When not under control, a particular class of protein structures that is used for several typical cellular processes can also be a factor in human disorders. These disorders can be caused by the fact that this class is not under control. These sheet aggregates, which are also referred to as amyloid fibrils, are stable and capable of self-replication. These fibrils are constructed from a continuous stack of sheets made of identical polypeptide chains that are stacked one on top of the other to produce a cross-beta filament. The sheets are stacked in such a way that the strands are oriented perpendicular to the axis of the fibril. In most cases, the combination of hundreds of monomers will result in the formation of a fibrous structure that is unbranched and has dimensions ranging from 5 to 15 nm in width and many micrometers in length. Due to the fact that the short polypeptide chain that makes up the spine of the fibril can have a range of different sequences and follow one of several different routes, a surprisingly significant percentage of proteins have the capacity to create structures of this kind.

In healthy individuals, the quality control mechanisms that govern proteins gradually weaken with increasing age, which occasionally makes it possible for normal proteins to gather in a pathogenic manner. After the protein aggregates have been released by the dead cells, the extracellular matrix may eventually form amyloid from them. In extreme cases, the accumulation of such amyloid fibrils within the cells can result in harm to the tissues as well as the death of the cells. Because the brain is made up of a highly organized collection of nerve cells that do not have the ability to regenerate, it is especially vulnerable to this form of harm that accumulates over time. Therefore, although amyloid fibrils can form in a variety of tissues and are known to produce pathologies in a number of places throughout the body, the most severe amyloid pathologies are neurodegenerative illnesses. For instance, the abnormal formation of very stable amyloid fibrils is thought to play a significant role in the pathogenesis of both Alzheimer's disease and Parkinson's disease.
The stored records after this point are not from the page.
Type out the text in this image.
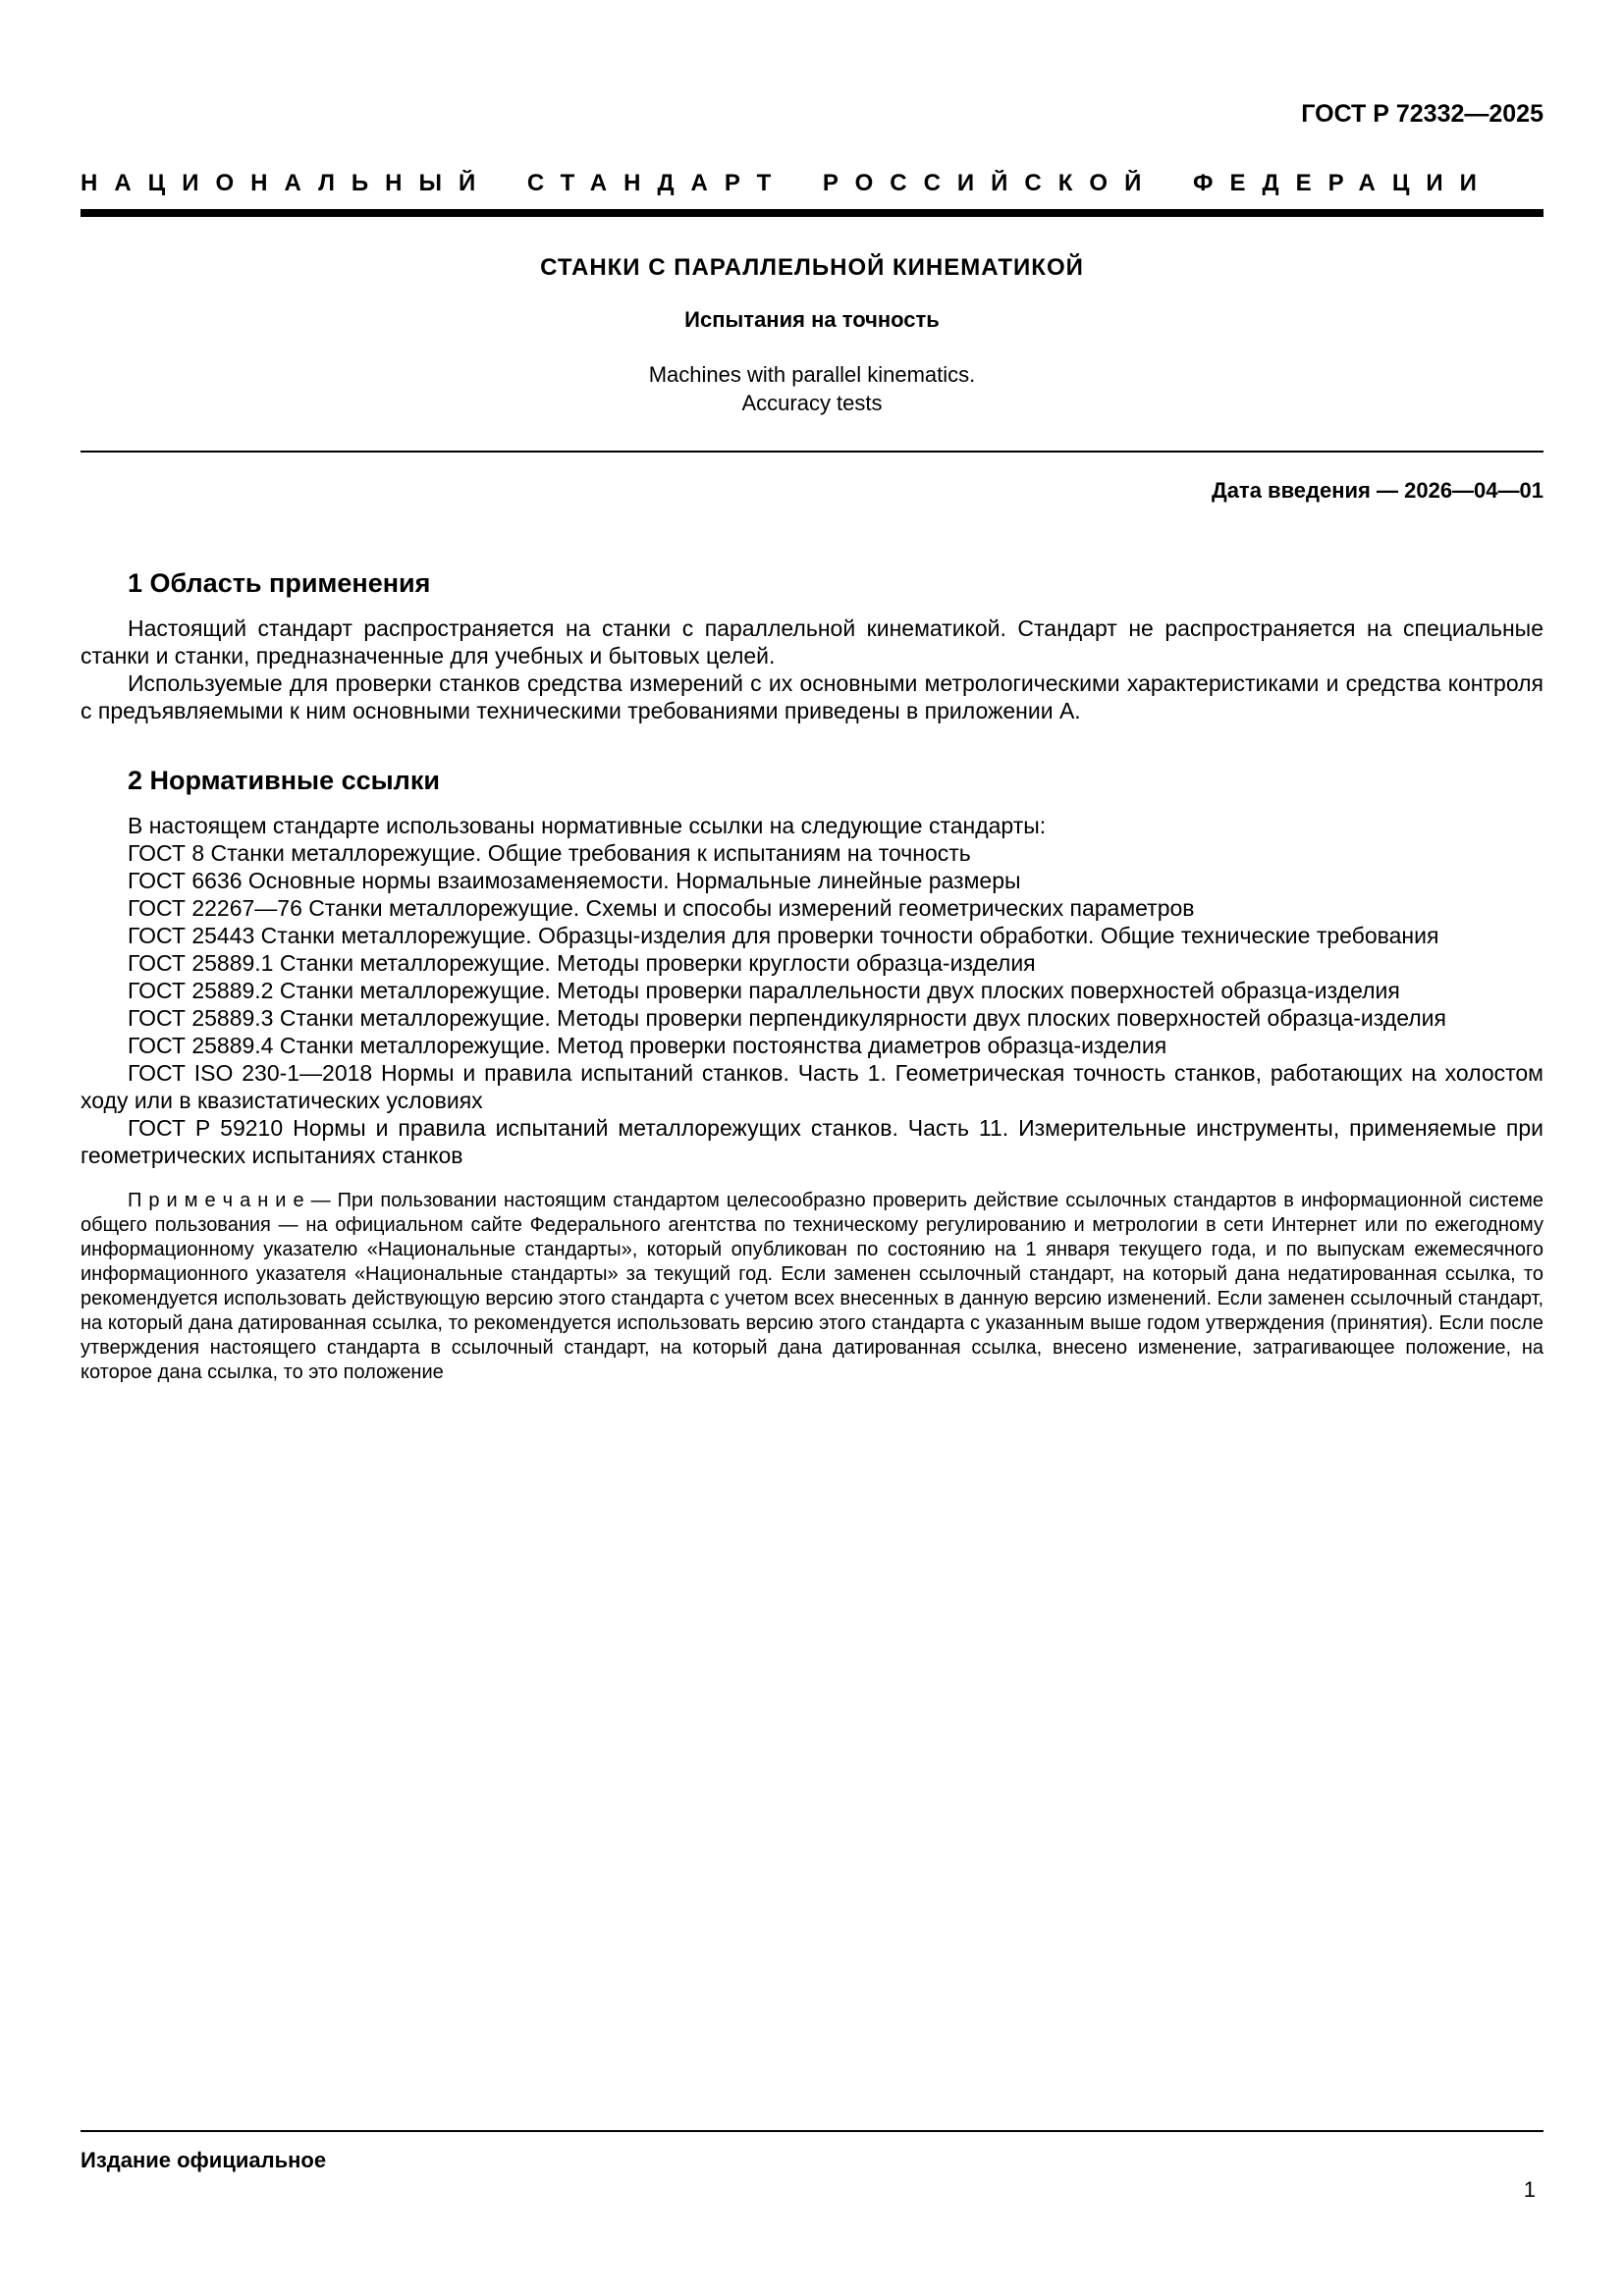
ГОСТ Р 72332—2025
НАЦИОНАЛЬНЫЙ СТАНДАРТ РОССИЙСКОЙ ФЕДЕРАЦИИ
СТАНКИ С ПАРАЛЛЕЛЬНОЙ КИНЕМАТИКОЙ
Испытания на точность
Machines with parallel kinematics.
Accuracy tests
Дата введения — 2026—04—01
1 Область применения

Настоящий стандарт распространяется на станки с параллельной кинематикой. Стандарт не распространяется на специальные станки и станки, предназначенные для учебных и бытовых целей.

Используемые для проверки станков средства измерений с их основными метрологическими характеристиками и средства контроля с предъявляемыми к ним основными техническими требованиями приведены в приложении А.

2 Нормативные ссылки

В настоящем стандарте использованы нормативные ссылки на следующие стандарты:

ГОСТ 8 Станки металлорежущие. Общие требования к испытаниям на точность

ГОСТ 6636 Основные нормы взаимозаменяемости. Нормальные линейные размеры

ГОСТ 22267—76 Станки металлорежущие. Схемы и способы измерений геометрических параметров

ГОСТ 25443 Станки металлорежущие. Образцы-изделия для проверки точности обработки. Общие технические требования

ГОСТ 25889.1 Станки металлорежущие. Методы проверки круглости образца-изделия

ГОСТ 25889.2 Станки металлорежущие. Методы проверки параллельности двух плоских поверхностей образца-изделия

ГОСТ 25889.3 Станки металлорежущие. Методы проверки перпендикулярности двух плоских поверхностей образца-изделия

ГОСТ 25889.4 Станки металлорежущие. Метод проверки постоянства диаметров образца-изделия

ГОСТ ISO 230-1—2018 Нормы и правила испытаний станков. Часть 1. Геометрическая точность станков, работающих на холостом ходу или в квазистатических условиях

ГОСТ Р 59210 Нормы и правила испытаний металлорежущих станков. Часть 11. Измерительные инструменты, применяемые при геометрических испытаниях станков

П р и м е ч а н и е — При пользовании настоящим стандартом целесообразно проверить действие ссылочных стандартов в информационной системе общего пользования — на официальном сайте Федерального агентства по техническому регулированию и метрологии в сети Интернет или по ежегодному информационному указателю «Национальные стандарты», который опубликован по состоянию на 1 января текущего года, и по выпускам ежемесячного информационного указателя «Национальные стандарты» за текущий год. Если заменен ссылочный стандарт, на который дана недатированная ссылка, то рекомендуется использовать действующую версию этого стандарта с учетом всех внесенных в данную версию изменений. Если заменен ссылочный стандарт, на который дана датированная ссылка, то рекомендуется использовать версию этого стандарта с указанным выше годом утверждения (принятия). Если после утверждения настоящего стандарта в ссылочный стандарт, на который дана датированная ссылка, внесено изменение, затрагивающее положение, на которое дана ссылка, то это положение

Издание официальное
1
Prion disorders are a particular subset of this larger group of ailments. Prion diseases, in contrast to Parkinson's disease and Alzheimer's disease, can be passed on from one creature to another if the second organism consumes a tissue that carries the protein aggregation. This is one of the reasons why prion diseases have earned such a prominent position in recent years. Creutzfeldt-Jakob disease (CJD) in people, also known as Kuru, and bovine spongiform encephalopathy (BSE) in cattle are all examples of a group of diseases that are closely related to one another and are brought on by an abnormally folded and aggregated form of a particular protein known as PrP. In most cases, PrP may be located on the exterior of the plasma membrane, and this is especially true in neurons. Unfortunately, PrP possesses a terrible ability to form amyloid fibrils, which are regarded as "infectious" due to the fact that they transform normally folded molecules of PrP into the same diseased form. Amyloid fibrils are associated with Alzheimer's disease. Because of this property, the incorrect conformation swiftly spreads from one cell to the next in the brain, which finally results in death and propagates the abnormal form of PrP known as PrP*. This condition ultimately leads to death. Consuming the tissues of animals that are infected with PrP can put one at risk of contracting the disease, as demonstrated by the transmission of BSE, sometimes known as "mad cow disease," from cattle to people. When PrP* is missing, it is very difficult to convert PrP into its abnormal form. This is a fortunate circumstance.
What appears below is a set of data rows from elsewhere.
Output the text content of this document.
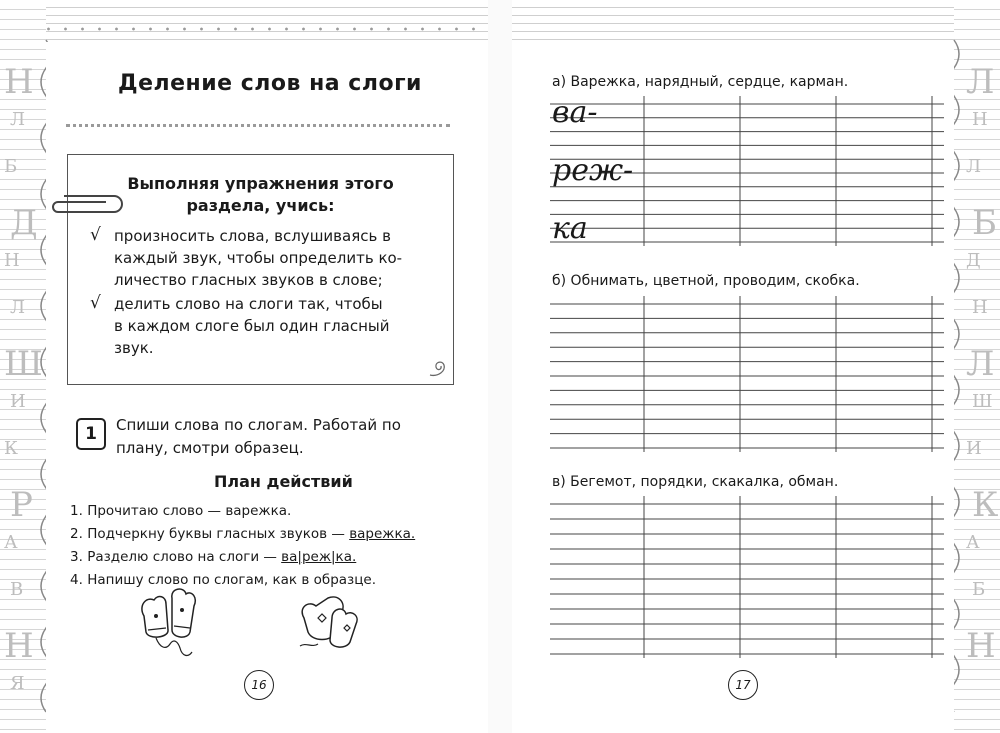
Н
Л
Б
Д
Н
Л
Ш
И
К
Р
А
В
Н
Я
Деление слов на слоги
Выполняя упражнения этого
раздела, учись:
√ произносить слова, вслушиваясь в
каждый звук, чтобы определить ко-
личество гласных звуков в слове;
√ делить слово на слоги так, чтобы
в каждом слоге был один гласный
звук.
1	Спиши слова по слогам. Работай по
плану, смотри образец.
План действий
1. Прочитаю слово — варежка.
2. Подчеркну буквы гласных звуков — варежка.
3. Разделю слово на слоги — ва|реж|ка.
4. Напишу слово по слогам, как в образце.
16
Л
Н
Л
Б
Д
Н
Л
Ш
И
К
А
Б
Н
а) Варежка, нарядный, сердце, карман.
ва-
реж-
ка
б) Обнимать, цветной, проводим, скобка.
в) Бегемот, порядки, скакалка, обман.
17
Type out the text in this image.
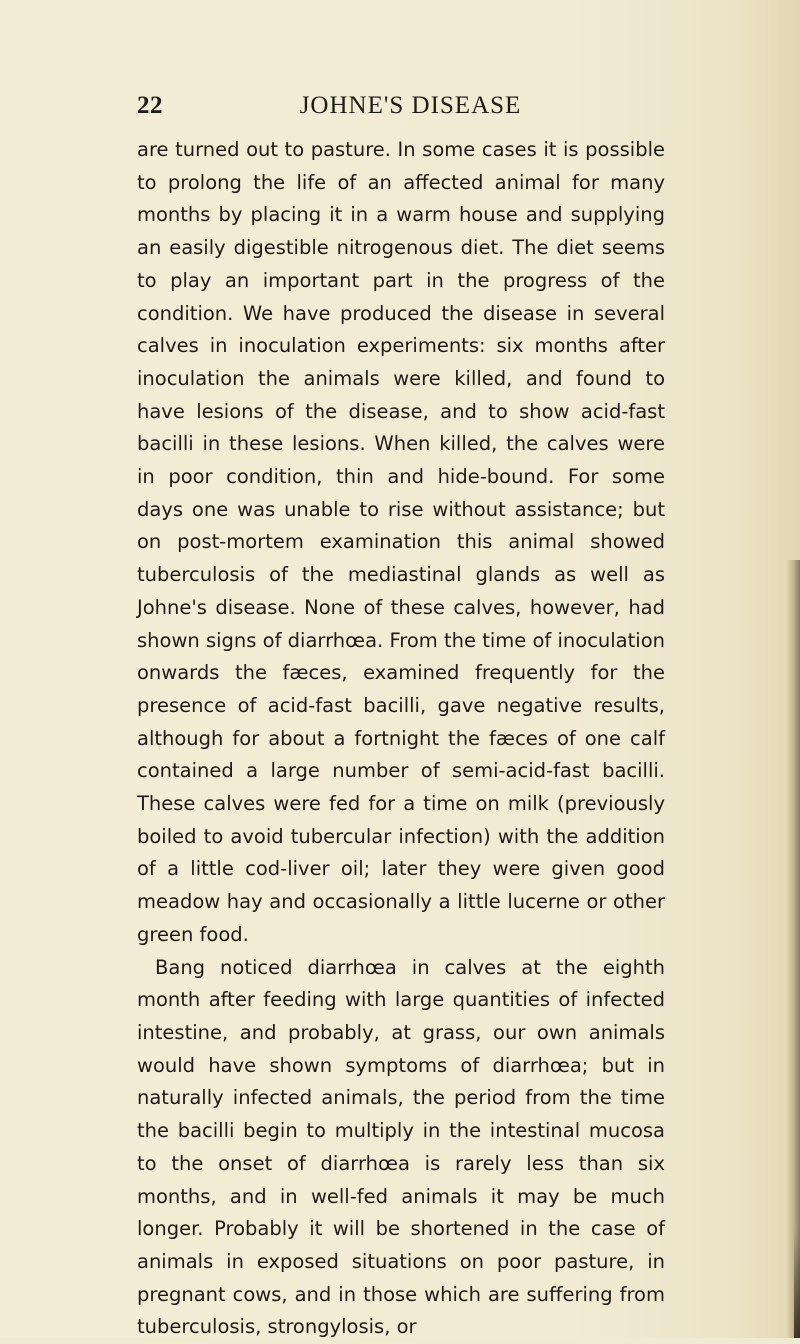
22	JOHNE'S DISEASE

are turned out to pasture. In some cases it is possible to prolong the life of an affected animal for many months by placing it in a warm house and supplying an easily digestible nitrogenous diet. The diet seems to play an important part in the progress of the condition. We have produced the disease in several calves in inoculation experiments: six months after inoculation the animals were killed, and found to have lesions of the disease, and to show acid-fast bacilli in these lesions. When killed, the calves were in poor condition, thin and hide-bound. For some days one was unable to rise without assistance; but on post-mortem examination this animal showed tuberculosis of the mediastinal glands as well as Johne's disease. None of these calves, however, had shown signs of diarrhœa. From the time of inoculation onwards the fæces, examined frequently for the presence of acid-fast bacilli, gave negative results, although for about a fortnight the fæces of one calf contained a large number of semi-acid-fast bacilli. These calves were fed for a time on milk (previously boiled to avoid tubercular infection) with the addition of a little cod-liver oil; later they were given good meadow hay and occasionally a little lucerne or other green food.

Bang noticed diarrhœa in calves at the eighth month after feeding with large quantities of infected intestine, and probably, at grass, our own animals would have shown symptoms of diarrhœa; but in naturally infected animals, the period from the time the bacilli begin to multiply in the intestinal mucosa to the onset of diarrhœa is rarely less than six months, and in well-fed animals it may be much longer. Probably it will be shortened in the case of animals in exposed situations on poor pasture, in pregnant cows, and in those which are suffering from tuberculosis, strongylosis, or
A phenomena called "protein-only inheritance" has been observed to occur in yeast cells, which is directly related to the topic. Because infectious proteins can now be studied in yeast, yet another puzzling element of prions has been brought to light. These protein molecules are capable of generating a wide variety of amyloid fibrils, each of which is distinct from the others, from a single polypeptide chain. Additionally, there is the possibility that each type of aggregate will expand, leading to ordinary protein molecules adopting the same peculiar shape. Therefore, several "strains" of infectious particles are capable of developing from a single polypeptide chain.